WikiLeaks founder Julian Assange has accused the Australian government of conspiring against him and demanded that it reveal its operations against other Australians involved in the whistle-blowing web site. He made the allegations on SBS television’s “Dateline” program on Sunday.
Assange, who is fighting attempts by Sweden to extradite him from Britain on frame-up sex abuse charges, told “Dateline” that while Prime Minister Julia Gillard had dropped claims that WikiLeaks’ activities were “illegal”, her government was deeply involved in Washington’s campaign against him and would “give the United States everything it wants”.
The WikiLeaks founder said that although popular support for WikiLeaks was “strong” in Australia, he feared that the Labor government would attempt to extradite him to the US if he returned to Australia.
Labor was “pretending to be hands off,” he continued, but “underneath we know that there is assistance being afforded to the United States and that is something that really needs to come out.
“Gillard and [Attorney-General Robert] McClelland need to disclose all the assistance they have afforded foreign countries against Australians involved in WikiLeaks, and the Australian registration of WikiLeaks as an entity,” he said.
Assange noted: “We must remember that back in December we had a whole of government investigation into us involving ASIS [Australian Secret Intelligence Service], ASIO [Australian Security Intelligence Organisation], the Australian Federal Police, and parts of cabinet and the Defence Department ... It was extraordinary that [the government] did this simply to demonstrate compliance with the US simply because I’m an Australian and the Australian government might in some way be blamed for my activities.”
Assange is the target of an international campaign, led by the Obama administration, to shut down WikiLeaks and charge its founder with espionage for publishing US diplomatic cables and other secret documents.

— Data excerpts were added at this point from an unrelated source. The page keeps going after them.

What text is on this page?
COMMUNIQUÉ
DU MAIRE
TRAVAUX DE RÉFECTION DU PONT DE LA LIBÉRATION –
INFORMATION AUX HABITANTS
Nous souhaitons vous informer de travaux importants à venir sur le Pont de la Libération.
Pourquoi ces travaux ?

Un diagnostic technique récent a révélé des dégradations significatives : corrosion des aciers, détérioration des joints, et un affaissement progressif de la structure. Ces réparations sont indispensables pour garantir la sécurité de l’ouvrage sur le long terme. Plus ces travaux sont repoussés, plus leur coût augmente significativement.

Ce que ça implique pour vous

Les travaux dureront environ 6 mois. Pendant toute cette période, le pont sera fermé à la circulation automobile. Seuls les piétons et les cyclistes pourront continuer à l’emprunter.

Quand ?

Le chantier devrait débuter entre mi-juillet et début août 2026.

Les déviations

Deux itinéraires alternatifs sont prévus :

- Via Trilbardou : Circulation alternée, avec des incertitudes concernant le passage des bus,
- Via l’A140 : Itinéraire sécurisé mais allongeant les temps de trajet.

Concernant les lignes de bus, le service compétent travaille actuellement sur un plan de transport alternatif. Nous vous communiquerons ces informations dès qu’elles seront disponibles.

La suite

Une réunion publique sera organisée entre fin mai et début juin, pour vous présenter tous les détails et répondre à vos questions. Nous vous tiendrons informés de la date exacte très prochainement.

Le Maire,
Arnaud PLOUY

Sections of the US media and leading political figures have called for Assange to be assassinated and WikiLeaks declared a terrorist organisation because the web site has revealed some of the real workings of US imperialist diplomacy and its ongoing war crimes and attacks on democratic rights.
Gillard’s government has fully committed to this campaign. In late November Attorney-General McClelland pledged that Labor would “support any law enforcement action that may be taken” against Assange and hinted that his passport could be cancelled.
Asked by “Dateline” why Gillard and the Labor Party were hostile to WikiLeaks, Assange was unequivocal. “They’re co-opted,” he said. “The Australian Labor Party has been co-opted in key positions by the United States since 1976 ...
“Since the time of Gough [Whitlam, the former Labor prime minister removed from office in the 1975 US-backed constitutional coup] there was a view in Washington that this should never happen again. You should never have a rogue Australian prime minister going and inspecting secret bases and so on. It was not to happen again, and it hasn’t happened again,” Assange said.
Asked whether WikiLeaks had revealed that Labor was “compromised,” Assange replied: “It has been compromised and the failure to remove [Gillard government minister and former New South Wales Labor Party state secretary] Mark Arbib is an example of that compromise spreading to others in the Labor Party. It is not just this individual.”
Diplomatic cables published by WikiLeaks in December exposed that Arbib and Senator David Feeney, as well as Australian Workers Union leader Paul Howes, provided US embassy officials with regular updates on internal government discussions and divisions within the Labor leadership (see: “WikiLeaks cables reveal secret ties between Rudd coup plotters and US embassy”).
In fact, Arbib, who asked the US embassy to treat him as a “protected source”, helped prepare the ground for the anti-democratic coup that removed Kevin Rudd as prime minister last June. He told embassy officials that Gillard was “one of the most pragmatic politicians in the ALP”, praised her support for Israel, and said that he regarded her as an alternative prime minister in October 2009, eight months before Rudd was deposed. US officials were reassured that her origins in the party’s “left” faction had no policy significance whatsoever.
Not a single Labor or union figure has raised a word of criticism of Arbib and his associates, let alone called for their removal from the party over these secret, anti-democratic activities.
One US diplomatic cable published by WikiLeaks effusively noted that in 2008 Gillard had “gone out of her way to assist the embassy”. Since her appointment as prime minister last year, Gillard has marched lock-step with Washington, pledging to keep Australian troops in Afghanistan indefinitely while backing the Obama administration’s attempts to counteract rising Chinese economic and political influence in Asia.
In fact, Gillard and her political supporters have a direct stake in the US campaign to shut down WikiLeaks and frame-up Assange. Their activities are aimed at suppressing all efforts to expose the truth about the war crimes being committed by US imperialism and its allies in Afghanistan and Iraq, and their own role in these filthy wars.
Assange told “Dateline” that he was encouraged that large numbers of Australians were “quite protective of WikiLeaks’ endeavours”. He added that the web site would publish more material about the Labor government in the near future. Whilst refusing to elaborate, he said the information covered a “broad spectrum” and would contain revelations about “large companies and international politics”.